Adolescent males are seen far less by doctors and health professionals than girls. When they are seen, the visit is often a perfunctory sports physical in a school gym, affording little privacy and no legitimate health assessment.

The hallmark of adolescent medicine is the recognition that what makes teens unhealthy is not Strep throat or broken bones or even the occasional concussion but rather exposure to excessive drinking; unsafe or unethical sexual practices; stresses related to growth, academic life, puberty and body issues; and unsafe driving and sports playing.

Following are ten major areas that each teenage boy deserves to explore with his doctor or other health care provider.
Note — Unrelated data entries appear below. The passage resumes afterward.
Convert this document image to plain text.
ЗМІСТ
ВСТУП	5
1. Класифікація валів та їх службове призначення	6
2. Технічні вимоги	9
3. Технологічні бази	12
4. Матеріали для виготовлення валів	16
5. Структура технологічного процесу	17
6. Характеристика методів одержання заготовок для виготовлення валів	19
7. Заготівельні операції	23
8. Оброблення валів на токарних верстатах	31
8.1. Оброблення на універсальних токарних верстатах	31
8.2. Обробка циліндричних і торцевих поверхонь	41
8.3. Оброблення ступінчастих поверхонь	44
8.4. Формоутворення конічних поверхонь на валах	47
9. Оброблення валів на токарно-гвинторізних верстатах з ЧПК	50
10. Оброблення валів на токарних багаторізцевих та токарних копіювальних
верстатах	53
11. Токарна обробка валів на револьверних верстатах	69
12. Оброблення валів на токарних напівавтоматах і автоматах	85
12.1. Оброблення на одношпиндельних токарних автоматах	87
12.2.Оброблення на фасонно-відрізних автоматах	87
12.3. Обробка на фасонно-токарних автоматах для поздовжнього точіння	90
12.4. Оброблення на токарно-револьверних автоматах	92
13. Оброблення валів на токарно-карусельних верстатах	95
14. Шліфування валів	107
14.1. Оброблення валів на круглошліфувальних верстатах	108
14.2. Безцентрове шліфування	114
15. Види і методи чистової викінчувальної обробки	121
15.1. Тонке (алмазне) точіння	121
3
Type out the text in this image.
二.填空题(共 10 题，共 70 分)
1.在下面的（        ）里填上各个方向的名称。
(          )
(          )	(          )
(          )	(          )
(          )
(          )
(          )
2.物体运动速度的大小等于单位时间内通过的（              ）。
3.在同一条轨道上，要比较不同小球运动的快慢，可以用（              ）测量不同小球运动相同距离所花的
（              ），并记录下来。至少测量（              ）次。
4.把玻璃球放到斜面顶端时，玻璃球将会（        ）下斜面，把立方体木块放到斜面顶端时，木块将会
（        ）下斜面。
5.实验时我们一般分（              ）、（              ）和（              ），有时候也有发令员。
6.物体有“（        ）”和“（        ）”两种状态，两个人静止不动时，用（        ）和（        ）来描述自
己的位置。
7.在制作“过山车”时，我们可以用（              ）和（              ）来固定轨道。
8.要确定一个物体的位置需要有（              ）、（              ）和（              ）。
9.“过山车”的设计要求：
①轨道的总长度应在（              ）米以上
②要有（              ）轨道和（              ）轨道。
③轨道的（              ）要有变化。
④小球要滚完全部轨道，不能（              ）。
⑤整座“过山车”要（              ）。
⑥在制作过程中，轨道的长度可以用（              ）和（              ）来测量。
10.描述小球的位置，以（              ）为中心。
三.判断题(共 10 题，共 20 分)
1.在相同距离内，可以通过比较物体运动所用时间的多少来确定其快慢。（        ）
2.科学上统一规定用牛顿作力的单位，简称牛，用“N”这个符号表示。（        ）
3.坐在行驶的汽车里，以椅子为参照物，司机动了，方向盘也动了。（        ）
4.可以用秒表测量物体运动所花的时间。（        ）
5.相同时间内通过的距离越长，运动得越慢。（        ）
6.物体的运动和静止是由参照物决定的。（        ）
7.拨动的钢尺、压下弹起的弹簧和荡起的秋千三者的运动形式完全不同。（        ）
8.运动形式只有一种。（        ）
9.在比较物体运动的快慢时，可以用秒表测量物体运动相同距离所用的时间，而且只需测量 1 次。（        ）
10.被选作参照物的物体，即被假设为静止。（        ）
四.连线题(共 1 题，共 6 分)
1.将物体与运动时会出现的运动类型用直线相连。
  1. Let’s talk about the role of supplements, vitamins, energy drinks and performance enhancers in your life. Have you ever tried to do anything to change your body? How much do you exercise? Have you ever tried creatine? Do you take protein supplements? How often do you use Red Bull or other energy drinks to stay “charged?”
  2. Maybe you aren’t sure yet, but on the spectrum of gay or queer to straight, where do you see yourself?
  3. Tell me about your alcohol experience. How often do you have four or more drinks in one evening? How often do you forget what you did the night before? Have you been in trouble with friends, family, school, the law or even yourself because of alcohol? Do you know what to do if a friend passes out?
  4. Do you know how to do a Testicular Self Exam (TSE)? Do you ever do it? Boys are way more vulnerable to testicular cancer than girls are to breast cancer yet we pay more attention to girls’ breast exams than we do to boys’ TSE. You deserve better.
  5. If you are having intercourse, are you using a condom every time? Do you know what to do if you have a condom malfunction? Have you ever heard of Emergency Contraception (aka the Morning After Pill)? Do you know what HPV is? Do you know that there is a new vaccine that can protect you from this virus?
  6. Have you ever been in a sexual situation that you regretted?
  7. Are you a smoker? Most smokers would like to quit. Would you? Do you know how? Are you really ready?
  8. Do you have any questions about your body—either the way it looks, how you are growing or the way it works?
  9. What stresses you most and how have you learned to handle stress? What do you do to relax? What seems to work best?
  10. Is there anyone in your life—friends, family, peers—who worries you particularly? Anyone have an eating disorder, a drinking problem, a problem with anger management?
Almost all boys—when given a chance to speak openly, without judgment and with confidentiality assured—will talk about themselves. They will move beyond the stereotypical one word answer or shrug and share some of the details of their lives. In so doing, they establish a connection to an adult who is willing to understand them in their subtlety and uniqueness. A skilled interview is a dynamic process of give and take and is often the first step to motivating change.

When the concerns of boys are taken as seriously as those of girls, we as a culture will begin to pave the way for them to be healthy and flourish alongside their sisters.